Transparence du processus électoral, mandat présidentiel, manœuvres politiciennes : Sept partis appellent à la création d’un front uni de l’opposition

Pour contrer ce qu’ils appellent activité massive de fraude sur le système dans le cadre de la révision des listes électorales, pousser le président Macky Sall à respecter l’engagement de réduire son mandat de sept à cinq ans, mais aussi et sur- tout contrer certaines manœuvres politiciennes à l’Assemblée nationale, le Fsd-Bj, Rewmi, l’Ucs, Aj-Pads, Bokk Gis-Gis, l’Urd et le Pds ont appelé à la création d’un front uni de l’opposition qui ne manquera pas de regrouper des organisations de la société civile.


 «Nous en appelons à l'opposition sénégalaise toute entière, à la société civile et à tous les patriotes de tous les bords politiques et aux sans partis, pour une mobilisation sans faille afin que les élections qui s'annoncent ne soient pas des moments de confiscation de la volonté du peuple souverain». Telle est la position dégagée par le Front pour le socialisme et la démocratie Bennoo Jubël (Fsd-Bj), l’Union des centristes du Sénégal (Ucs), le Rewmi, la Convergence démocratique Bokk Gis-Gis, le Parti africain pour démocratie et le socialisme (Aj-Pads), le Parti démocratique sénégalais et l’Union pour le renouveau démocratique (Urd) qui ont appelé à la création d’un front uni de l’opposition pour la transparence du processus électoral, le mandat présidentiel et les manœuvres politiciennes. 
En effet, sur la route menant à des échéances électorales importantes qui vont se tenir dans les mois à venir, Mamadou Diop Decroix et Cie ont tenu à tirer la sonnette d’alarme. «De multiples cas de fraudes sont déjà décelés, notamment la mise en mouvement, sur l’étendue du territoire et à l’étranger, de commissions d’instruction de la carte nationale d’identité installées dans les permanences et les officines de l’Alliance pour la république (Apr), à l’insu des populations et de l’opposition, faits avérés et dénoncés par l’organe de contrôle et de supervision des élections, en l’occurrence la Commission électorale nationale autonome (Cena)», ont-ils fait savoir hier. 
Avant d’ajouter : «Cette situation, corrélée à la volonté tout aussi avérée du Président de renier ses engagements de réduction du mandat (engagement pris avant la présidentielle et réitérée au lendemain de son élection) fait qu'il est devenu urgent pour tous les citoyens de redoubler de vigilance pour continuer à être les garants de notre démocratie qui nous a valu d’énormes sacrifices». 
Mieux, signalent ces partis d’opposition : «Les manœuvres politiciennes à l'assemblée nationale, les multiples atteintes à la liberté du citoyen, les convocations intempestives devant le juge de journalistes, de membres de la société civile et des politiques dont certains croupissent déjà dans les prisons, sont le signe d'une volonté manifeste du pouvoir de museler tous les acteurs du jeu démocratique qui ne lui sont pas favorables».

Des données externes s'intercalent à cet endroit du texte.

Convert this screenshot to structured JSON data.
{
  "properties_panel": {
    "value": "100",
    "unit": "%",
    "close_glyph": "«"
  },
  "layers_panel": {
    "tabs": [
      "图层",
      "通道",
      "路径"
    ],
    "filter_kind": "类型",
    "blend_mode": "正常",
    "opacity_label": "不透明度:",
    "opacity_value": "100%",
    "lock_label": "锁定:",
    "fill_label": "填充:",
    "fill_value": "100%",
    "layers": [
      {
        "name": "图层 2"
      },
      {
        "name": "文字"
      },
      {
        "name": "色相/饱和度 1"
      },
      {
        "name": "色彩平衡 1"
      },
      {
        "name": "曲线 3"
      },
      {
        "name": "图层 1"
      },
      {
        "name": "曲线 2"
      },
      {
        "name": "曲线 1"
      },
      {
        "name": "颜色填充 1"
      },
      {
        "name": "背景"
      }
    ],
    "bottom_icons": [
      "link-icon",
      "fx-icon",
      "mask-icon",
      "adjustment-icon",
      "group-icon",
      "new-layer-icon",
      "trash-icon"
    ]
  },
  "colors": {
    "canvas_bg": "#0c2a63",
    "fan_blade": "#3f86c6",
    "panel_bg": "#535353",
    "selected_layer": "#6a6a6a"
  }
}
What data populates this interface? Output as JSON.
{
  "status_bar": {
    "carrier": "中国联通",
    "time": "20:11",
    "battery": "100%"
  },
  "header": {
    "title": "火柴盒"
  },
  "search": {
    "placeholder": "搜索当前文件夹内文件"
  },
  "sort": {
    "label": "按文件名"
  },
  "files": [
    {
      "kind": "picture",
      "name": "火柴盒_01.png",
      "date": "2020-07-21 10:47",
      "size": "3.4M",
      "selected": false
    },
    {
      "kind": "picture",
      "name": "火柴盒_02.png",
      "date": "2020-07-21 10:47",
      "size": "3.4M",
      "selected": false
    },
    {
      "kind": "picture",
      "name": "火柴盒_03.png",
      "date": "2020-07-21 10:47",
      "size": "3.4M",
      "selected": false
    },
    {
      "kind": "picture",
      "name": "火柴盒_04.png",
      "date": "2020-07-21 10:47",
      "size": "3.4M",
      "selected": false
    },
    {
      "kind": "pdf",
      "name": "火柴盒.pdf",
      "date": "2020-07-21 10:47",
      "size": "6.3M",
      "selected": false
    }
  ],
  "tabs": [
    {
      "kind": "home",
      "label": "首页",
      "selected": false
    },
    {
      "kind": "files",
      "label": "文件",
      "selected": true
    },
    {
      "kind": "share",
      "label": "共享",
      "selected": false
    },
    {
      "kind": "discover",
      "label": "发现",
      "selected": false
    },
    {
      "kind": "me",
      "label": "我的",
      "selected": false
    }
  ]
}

«Le Sénégal est encore une démocratie fragile à protéger des dérives autocratiques»

Poursuivant, Mamadou Diop Decroix, Cheikh Bamba Dièye, Idrissa Seck, Oumar Sarr, Pape Diop, Abdoulaye Baldé et Djibo Kâ de faire savoir que «le Sénégal est encore une démocratie fragile à protéger des dérives autocratiques». À les en croire, «aujourd'hui, la fraude électorale a radicalement changé de forme. Le bourrage des urnes et les votes multiples sont dépassés». Pour eux, «désormais la fraude s’opère en amont puisqu’elle consiste à faciliter l'accès aux commissions d'instruction de la carte nationale d’identité aux responsables, militants et sympathisants de l’Apr dans une stratégie pensée et coordonnée sachant que des millions de ces cartes arrivent à expiration avant les élections et qu’elles sont nécessaires pour s’inscrire sur la liste électorale et pour voter le jour du scrutin».
Une occasion pour défendre que «force est de constater qu'il est plus facile de conquérir des acquis démocratiques que de les conserver ou de les préserver». Ils ont terminé en soulignant que «l'État « apériste » met tout en œuvre pour conserver ses privilèges au mépris de nos libertés individuelles et démocratiques. Les ruptures promises ont été jetées aux oubliettes, les fondements de la République sont sapés, les institutions affaiblies, la dignité humaine bafouée».